Given all this, the Gemara explains that, ‘we have no question about [the mukzeh status of] something whose completion is in human hands. So in which situations do we have a question? When we are dealing with [the mukzeh status of] something whose completion is in the hands of Heaven.’
However, I should point out that in order to help explain this reply I added some parentheses, and what the Gemara actually says is: ‘we have no question about something whose completion is in human hands. So in which situations do we have a question? When we are dealing with something whose completion is in the hands of Heaven’.
Clearly, this remark is rich with theological meaning – but all the more so when we understand it as a critical remark. And this is because, far too often, we ignore the human role in events and don’t bother asking probing questions concerning the role that humans play in terms of their responsibility to provide for the hungry and the vulnerable. Instead, we only ask questions about what we think God should be doing in the present, or should have done in the past.
Yet not only are such responses irresponsible, but they undermine the very message of the Tanach which, though it begins with magnificent stories including the miraculous exodus of Egypt, it then pivots and speaks of a more natural existence with an emphasis on human responsibility once the Jewish people enter the land of Israel. As Rabbi Sacks explains, ‘Jewish history begins in miracles, but culminates in human responsibility. What changes us is not what is done for us by God, but what we do in response to his call’ (To Heal a Fractured World p. 160).
But why is this so? Why do we expect that life be full of miracles and that God solve all the problems of the world when the Torah itself does not paint such a picture? Why do ‘we have no questions about something whose completion is in human hands… [but] we have a question[s] when we are dealing with something whose completion is in the hands of Heaven’?

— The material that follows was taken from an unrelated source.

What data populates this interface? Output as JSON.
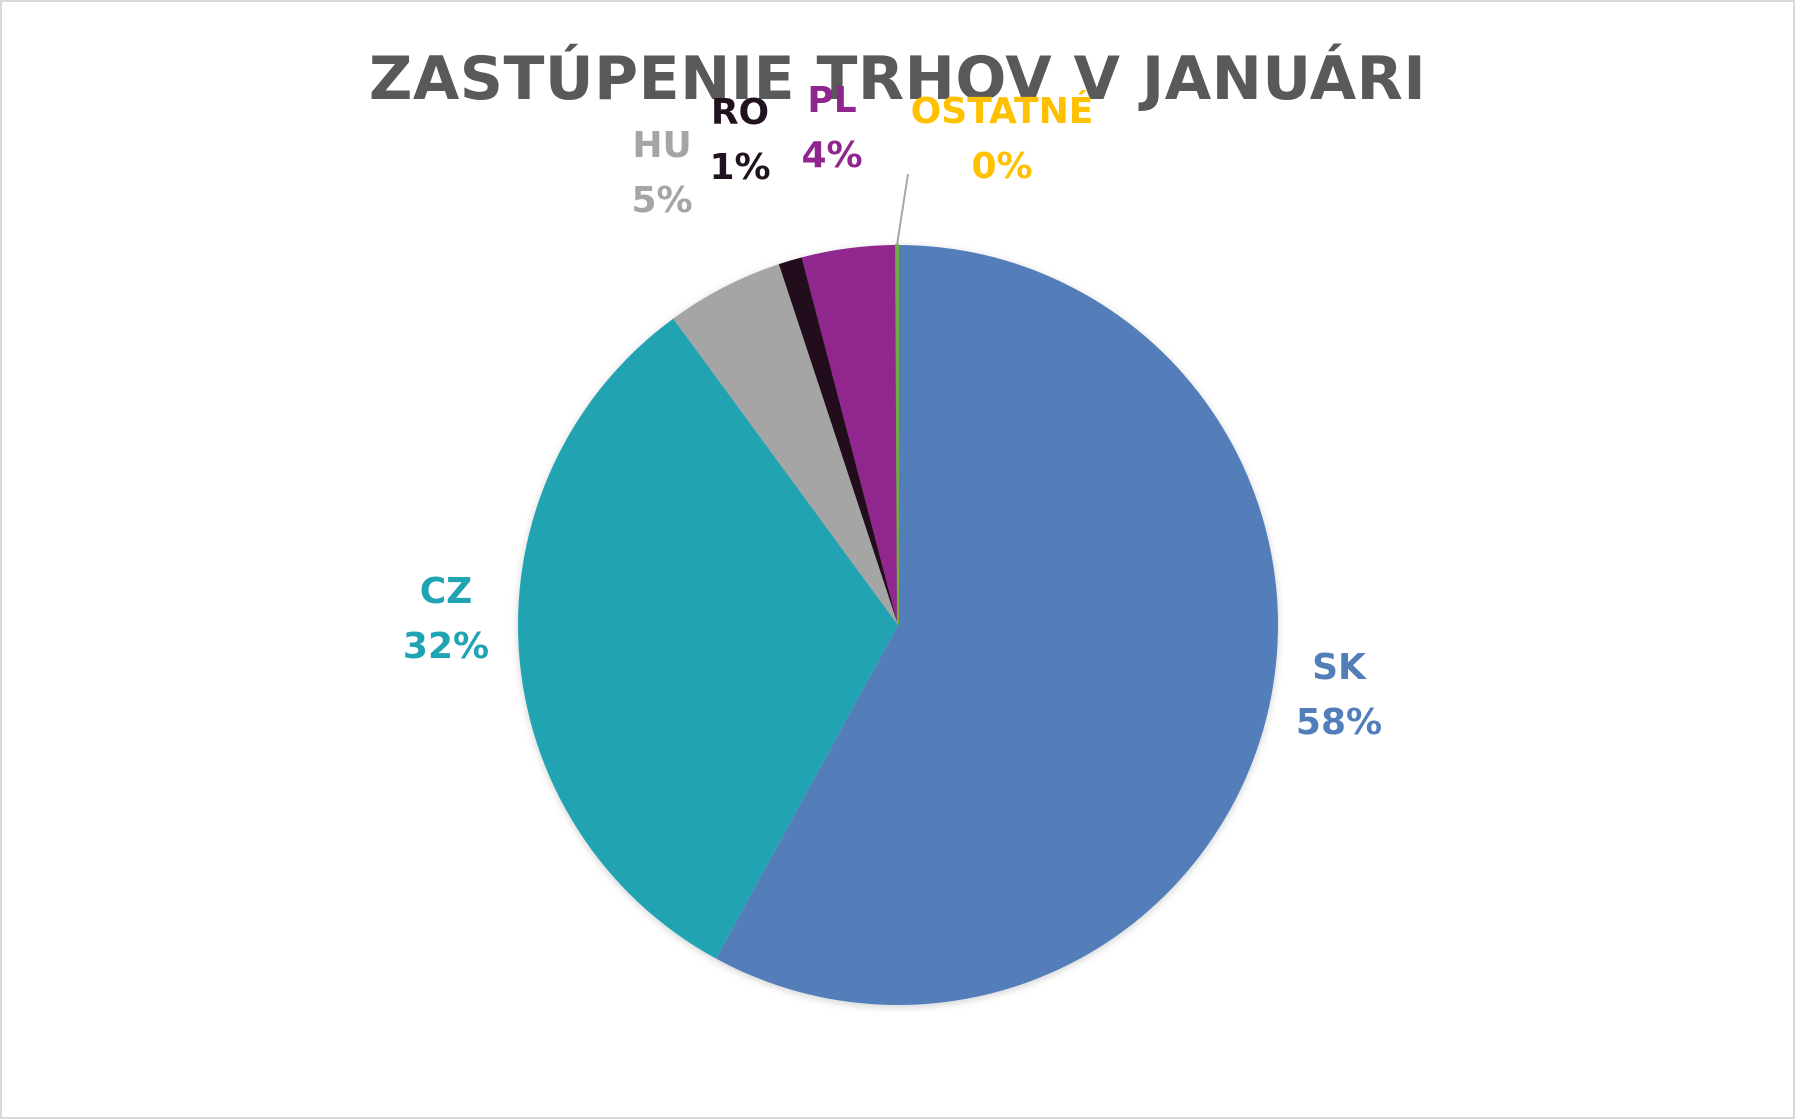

While I am sure that there are many answers to this question, I believe that one of them is actually based on the fact that most of us haven’t studied most of the Torah, even fewer of us have studied the Tanach, and all we know of our sacred texts are the stories relating to divine miracles, and not the teachings relating to human responsibility.
This fact was brought home just yesterday when the Israeli journalist Amalya Duek posted how, just prior to last Simchat Torah while organizing her books at home, she found the Tanach that she had been given for her batmitzvah and began reading the weekly Torah portion. Over time this became a fixed part of her week, and this week she completed her reading of the whole Torah for the first time. And what were her conclusions? As she explained, ‘truth be told, I was uncomfortably surprised to find out how little I was taught, and how little of that little I really remembered.’
Given this, as we are about to celebrate Simchat Torah, let us commit ourselves to study Torah; not just the stories about divine miracles, but also those about human responsibility. And while doing so, let us put those teachings into practice because, ‘what changes us is not what is done for us by God, but what we do in response to his call’.